Ratgeber
Cannabis auf Rezept gibt es in der bekannten Form getrockneter Blüten, aber inzwischen auch als Pillen.
Cannabis auf Rezept gibt es in der bekannten Form getrockneter Blüten, aber inzwischen auch als Pillen.(Foto: imago/Christian Ohde)
Mittwoch, 05. April 2017

Rausch auf Rezept: Dürfen Cannabis-Patienten Autofahren?

Bekifft am Steuer - das wird teuer und kostet, wenn es dumm läuft, sogar den Führerschein. Was machen die gut 1000 Menschen in Deutschland, die Cannabis auf Rezept bekommen? Gelten für sie Sonderregeln?

Kiffen und Autofahren geht nicht zusammen. Das hat gerade gestern der BGH klargestellt. Zwar wird Cannabis-Liebhabern nicht grundsätzlich die Fahreignung abgesprochen, wie das bei den Konsumenten härterer Drogen der Fall ist. Wenn Autofahrern aber zu viel THC im Blut nachgewiesen wird, drohen ihnen Bußgelder und ein zeitweiser Führerscheinentzug. Nun ist Cannabis nicht nur ein Rauschmittel, sondern auch Medizin. Müssen auch Verkehrsteilnehmer, die Cannabis auf Rezept bekommen, um ihren Führerschein bangen?

Gut 1000 Menschen in Deutschland dürfen derzeit legal Cannabis konsumieren, weil es ihnen vom Arzt verschrieben wurde. In den nächsten Monaten dürften es noch mehr werden, das lässt die Zahl der Anträge vermuten. Es sind vor allem Schmerzpatienten, aber auch Menschen, die unter ADHS, Spastiken oder Depressionen leiden. Hier kann der Wirkstoff Tetrahydrocannabinol (THC) Linderung bringen. Nur sei es Polizeibeamten oft gar nicht bekannt, dass es legales Cannabis zu medizinischem Gebrauch gebe, stellt die Fraktion Die Linke in einer Kleinen Anfrage an die Bundesregierung fest. Bei Straßenverkehrskontrollen bestehe die Gefahr, dass die Cannabispatienten kriminalisiert würden.

In ihrer Antwort stellt die Bundesregierung nun klar: Wer THC auf Rezept bekommt, wird hinsichtlich der Teilnahme am Straßenverkehr genauso behandelt wie andere Patienten, die unter einer Dauermedikation stehen, bzw. die ein psychoaktives Arzneimittel verordnet bekommen haben. Sprich: Solange sie in der Lage sind, ein Fahrzeug sicher zu führen, dürfen sie am Straßenverkehr teilnehmen.

Nachweis besser mitnehmen

"Wenn Cannabis aus der bestimmungsgemäßen Einnahme eines für einen konkreten Krankheitsfall verschriebenen Arzneimittels" herrühre, drohten dem Autofahrer grundsätzlich keine Sanktionen. Allerdings könne auch den Patienten die Fahrerlaubnis entzogen werden, wenn sie ihre Medikamente missbräuchlich konsumierten, heißt es in dem Schreiben der Bundesregierung. Außerdem müssten die Betroffenen darauf achten, dass ihre Fahrtüchtigkeit in der Einstellungs- und Eingewöhnungsphase beeinträchtigt sein könnte. Einen Grenzwert, ab dem THC im Blut strafbar ist, gibt es der Bundesregierung zufolge nicht. Anders als "normale" Kiffer dürfen die Patienten auch dann ans Steuer, wenn noch THC im Blut nachgewiesen werden kann. Entscheidend ist für sie also lediglich die Fahrtüchtigkeit.
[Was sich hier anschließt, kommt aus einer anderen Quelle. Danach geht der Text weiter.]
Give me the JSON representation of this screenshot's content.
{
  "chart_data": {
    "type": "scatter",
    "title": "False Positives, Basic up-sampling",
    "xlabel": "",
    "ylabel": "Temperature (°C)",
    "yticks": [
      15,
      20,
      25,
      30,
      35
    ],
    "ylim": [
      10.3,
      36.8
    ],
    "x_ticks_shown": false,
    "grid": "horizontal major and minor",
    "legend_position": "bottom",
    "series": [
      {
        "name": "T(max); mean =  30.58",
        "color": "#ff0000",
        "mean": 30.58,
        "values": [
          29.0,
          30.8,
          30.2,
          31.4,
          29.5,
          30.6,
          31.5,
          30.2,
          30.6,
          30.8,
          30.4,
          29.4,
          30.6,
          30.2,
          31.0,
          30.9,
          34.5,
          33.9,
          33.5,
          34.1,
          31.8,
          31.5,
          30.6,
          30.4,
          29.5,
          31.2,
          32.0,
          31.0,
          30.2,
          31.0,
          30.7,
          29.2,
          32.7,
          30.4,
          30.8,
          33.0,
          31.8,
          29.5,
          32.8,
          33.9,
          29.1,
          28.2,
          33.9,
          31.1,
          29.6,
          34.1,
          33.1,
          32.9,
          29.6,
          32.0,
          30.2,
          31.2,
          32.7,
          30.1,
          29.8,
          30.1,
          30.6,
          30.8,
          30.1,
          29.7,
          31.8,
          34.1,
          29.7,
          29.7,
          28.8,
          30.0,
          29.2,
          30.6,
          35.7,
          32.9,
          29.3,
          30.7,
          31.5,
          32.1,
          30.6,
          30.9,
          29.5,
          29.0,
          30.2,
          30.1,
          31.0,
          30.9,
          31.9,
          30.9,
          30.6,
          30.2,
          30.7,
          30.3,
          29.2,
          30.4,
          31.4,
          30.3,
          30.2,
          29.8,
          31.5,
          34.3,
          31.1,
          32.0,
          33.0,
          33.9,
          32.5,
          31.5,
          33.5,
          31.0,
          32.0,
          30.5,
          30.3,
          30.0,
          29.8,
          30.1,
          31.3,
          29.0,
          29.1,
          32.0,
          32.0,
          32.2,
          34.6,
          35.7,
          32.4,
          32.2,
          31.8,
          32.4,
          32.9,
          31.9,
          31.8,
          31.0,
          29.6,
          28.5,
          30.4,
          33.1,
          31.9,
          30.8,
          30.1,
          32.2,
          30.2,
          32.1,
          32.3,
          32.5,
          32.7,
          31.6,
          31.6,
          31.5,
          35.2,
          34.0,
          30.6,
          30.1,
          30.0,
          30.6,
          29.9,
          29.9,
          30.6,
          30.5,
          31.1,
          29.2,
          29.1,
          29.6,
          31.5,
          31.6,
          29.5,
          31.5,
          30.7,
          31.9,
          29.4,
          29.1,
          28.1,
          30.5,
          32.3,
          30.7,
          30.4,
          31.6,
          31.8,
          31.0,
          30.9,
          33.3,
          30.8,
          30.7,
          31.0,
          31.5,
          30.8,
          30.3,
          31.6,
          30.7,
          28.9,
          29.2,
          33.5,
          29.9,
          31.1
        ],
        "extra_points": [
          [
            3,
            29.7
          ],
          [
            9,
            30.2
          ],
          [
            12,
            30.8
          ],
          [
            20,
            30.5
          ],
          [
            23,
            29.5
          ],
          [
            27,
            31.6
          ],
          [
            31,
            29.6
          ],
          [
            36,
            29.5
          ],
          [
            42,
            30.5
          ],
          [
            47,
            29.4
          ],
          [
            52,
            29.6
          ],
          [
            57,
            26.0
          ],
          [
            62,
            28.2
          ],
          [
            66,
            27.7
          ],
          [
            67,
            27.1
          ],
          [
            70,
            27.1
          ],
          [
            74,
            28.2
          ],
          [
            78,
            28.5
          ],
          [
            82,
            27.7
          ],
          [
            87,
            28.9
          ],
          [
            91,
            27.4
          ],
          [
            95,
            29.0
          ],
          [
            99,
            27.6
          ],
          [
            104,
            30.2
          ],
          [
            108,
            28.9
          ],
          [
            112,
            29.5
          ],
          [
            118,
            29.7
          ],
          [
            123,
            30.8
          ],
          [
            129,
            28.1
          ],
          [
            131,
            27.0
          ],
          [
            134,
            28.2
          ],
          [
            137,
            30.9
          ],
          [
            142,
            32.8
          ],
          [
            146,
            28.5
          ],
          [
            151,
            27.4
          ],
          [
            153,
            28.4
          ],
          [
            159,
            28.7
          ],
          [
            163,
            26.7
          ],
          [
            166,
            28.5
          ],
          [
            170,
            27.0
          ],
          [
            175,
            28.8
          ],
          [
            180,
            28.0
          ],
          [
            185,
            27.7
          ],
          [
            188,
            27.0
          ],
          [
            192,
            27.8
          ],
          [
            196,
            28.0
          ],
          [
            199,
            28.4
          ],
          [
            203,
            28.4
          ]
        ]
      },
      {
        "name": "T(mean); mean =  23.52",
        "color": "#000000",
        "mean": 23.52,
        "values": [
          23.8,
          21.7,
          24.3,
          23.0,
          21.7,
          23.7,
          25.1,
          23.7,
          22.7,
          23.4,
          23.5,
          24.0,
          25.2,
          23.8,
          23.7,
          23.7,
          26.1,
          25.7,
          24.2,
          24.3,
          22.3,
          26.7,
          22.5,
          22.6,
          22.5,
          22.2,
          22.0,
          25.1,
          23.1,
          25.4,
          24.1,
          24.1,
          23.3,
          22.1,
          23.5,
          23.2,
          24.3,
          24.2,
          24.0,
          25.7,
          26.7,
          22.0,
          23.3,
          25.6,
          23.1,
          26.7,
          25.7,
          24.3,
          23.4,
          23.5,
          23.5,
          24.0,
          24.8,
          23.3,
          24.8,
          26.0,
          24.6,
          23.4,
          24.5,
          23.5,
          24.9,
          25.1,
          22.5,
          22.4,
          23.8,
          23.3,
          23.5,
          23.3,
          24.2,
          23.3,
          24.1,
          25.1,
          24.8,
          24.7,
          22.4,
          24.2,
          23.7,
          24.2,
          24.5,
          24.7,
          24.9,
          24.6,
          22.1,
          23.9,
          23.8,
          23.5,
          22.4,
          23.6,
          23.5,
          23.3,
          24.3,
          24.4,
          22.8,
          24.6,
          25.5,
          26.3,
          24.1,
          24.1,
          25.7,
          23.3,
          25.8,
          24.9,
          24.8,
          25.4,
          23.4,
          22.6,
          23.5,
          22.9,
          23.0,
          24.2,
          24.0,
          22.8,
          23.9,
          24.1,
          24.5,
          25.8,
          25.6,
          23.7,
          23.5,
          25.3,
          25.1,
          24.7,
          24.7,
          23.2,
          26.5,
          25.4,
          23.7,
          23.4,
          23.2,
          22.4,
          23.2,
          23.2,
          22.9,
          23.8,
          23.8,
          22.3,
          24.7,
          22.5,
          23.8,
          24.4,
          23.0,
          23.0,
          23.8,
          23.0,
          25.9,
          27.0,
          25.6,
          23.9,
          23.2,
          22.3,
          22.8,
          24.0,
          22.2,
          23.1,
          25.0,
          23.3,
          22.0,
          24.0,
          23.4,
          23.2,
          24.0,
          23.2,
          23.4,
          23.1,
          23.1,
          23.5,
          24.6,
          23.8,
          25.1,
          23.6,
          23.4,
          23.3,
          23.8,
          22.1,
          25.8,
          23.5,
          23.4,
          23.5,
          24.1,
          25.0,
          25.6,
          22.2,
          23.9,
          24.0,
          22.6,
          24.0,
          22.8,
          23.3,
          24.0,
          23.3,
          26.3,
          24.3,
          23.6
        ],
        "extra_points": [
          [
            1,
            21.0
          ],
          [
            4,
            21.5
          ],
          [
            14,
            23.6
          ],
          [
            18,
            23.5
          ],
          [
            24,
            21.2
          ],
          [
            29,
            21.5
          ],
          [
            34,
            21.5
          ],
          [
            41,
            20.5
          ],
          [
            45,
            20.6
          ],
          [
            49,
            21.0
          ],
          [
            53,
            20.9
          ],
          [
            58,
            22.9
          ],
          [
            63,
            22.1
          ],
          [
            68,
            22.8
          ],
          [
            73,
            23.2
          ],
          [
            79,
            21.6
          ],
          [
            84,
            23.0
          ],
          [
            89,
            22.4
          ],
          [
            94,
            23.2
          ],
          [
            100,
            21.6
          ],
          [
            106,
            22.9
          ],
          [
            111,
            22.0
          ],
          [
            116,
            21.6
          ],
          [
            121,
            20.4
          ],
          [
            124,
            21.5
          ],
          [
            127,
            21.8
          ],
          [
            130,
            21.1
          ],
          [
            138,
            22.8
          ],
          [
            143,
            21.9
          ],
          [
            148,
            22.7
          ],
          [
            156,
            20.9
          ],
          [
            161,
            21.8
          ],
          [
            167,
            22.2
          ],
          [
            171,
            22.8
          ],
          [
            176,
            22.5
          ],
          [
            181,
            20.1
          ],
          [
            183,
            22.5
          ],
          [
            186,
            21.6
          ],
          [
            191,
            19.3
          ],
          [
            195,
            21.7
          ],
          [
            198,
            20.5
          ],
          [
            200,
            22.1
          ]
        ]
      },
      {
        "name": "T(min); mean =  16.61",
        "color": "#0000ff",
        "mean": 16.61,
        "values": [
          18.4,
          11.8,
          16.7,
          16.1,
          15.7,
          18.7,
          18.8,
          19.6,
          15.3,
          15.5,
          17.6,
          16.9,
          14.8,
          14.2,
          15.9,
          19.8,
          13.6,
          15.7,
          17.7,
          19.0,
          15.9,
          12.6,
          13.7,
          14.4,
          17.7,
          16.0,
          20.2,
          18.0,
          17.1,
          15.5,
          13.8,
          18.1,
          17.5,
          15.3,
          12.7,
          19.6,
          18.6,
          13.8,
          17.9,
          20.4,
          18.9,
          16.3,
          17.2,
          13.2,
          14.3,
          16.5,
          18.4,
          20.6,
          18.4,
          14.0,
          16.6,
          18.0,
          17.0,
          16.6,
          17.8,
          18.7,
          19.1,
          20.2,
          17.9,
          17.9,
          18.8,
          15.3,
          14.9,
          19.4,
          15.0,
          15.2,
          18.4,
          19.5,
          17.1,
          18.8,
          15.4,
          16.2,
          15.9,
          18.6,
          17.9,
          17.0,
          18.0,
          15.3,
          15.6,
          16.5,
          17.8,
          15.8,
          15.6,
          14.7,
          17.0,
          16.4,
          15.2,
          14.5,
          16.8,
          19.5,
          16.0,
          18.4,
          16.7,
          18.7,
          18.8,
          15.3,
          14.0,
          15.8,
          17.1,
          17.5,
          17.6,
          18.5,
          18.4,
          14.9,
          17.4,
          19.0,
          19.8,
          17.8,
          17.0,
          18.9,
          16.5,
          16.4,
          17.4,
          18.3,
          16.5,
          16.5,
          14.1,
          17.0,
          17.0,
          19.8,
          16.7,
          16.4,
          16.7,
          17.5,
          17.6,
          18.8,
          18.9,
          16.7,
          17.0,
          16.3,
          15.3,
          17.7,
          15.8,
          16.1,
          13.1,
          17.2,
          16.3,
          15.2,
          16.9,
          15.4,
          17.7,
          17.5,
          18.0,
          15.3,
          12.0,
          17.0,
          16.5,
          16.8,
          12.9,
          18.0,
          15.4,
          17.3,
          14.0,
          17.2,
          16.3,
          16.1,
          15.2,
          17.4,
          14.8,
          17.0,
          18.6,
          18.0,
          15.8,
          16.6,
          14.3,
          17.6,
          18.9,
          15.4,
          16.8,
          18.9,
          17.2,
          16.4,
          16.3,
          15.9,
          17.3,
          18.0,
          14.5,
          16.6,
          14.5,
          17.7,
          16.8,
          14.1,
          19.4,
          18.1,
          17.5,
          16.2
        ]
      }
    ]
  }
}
Die Wirkung der Substanz als Therapeutikum unterscheide sich deutlich von der bei missbräuchlichem Konsum, stellte die Bundesregierung klar. Drogenkonsumenten wollten sich berauschen, Patienten nähmen solche Substanzen, um einem Leiden entgegenzuwirken. Anders als die "Spaß"-Konsumenten seien die Patienten sehr zuverlässig und verantwortlich und verhielten sich regelkonform.

Einen Nachweis über ihre Dauermedikation müssen die Betroffenen übrigens nicht mitführen. Um Missverständnisse zu vermeiden, wird aber empfohlen, am Steuer eine Ausfertigung des Betäubungsmittelrezeptes oder eine Bescheinigung des Arztes mitzunehmen.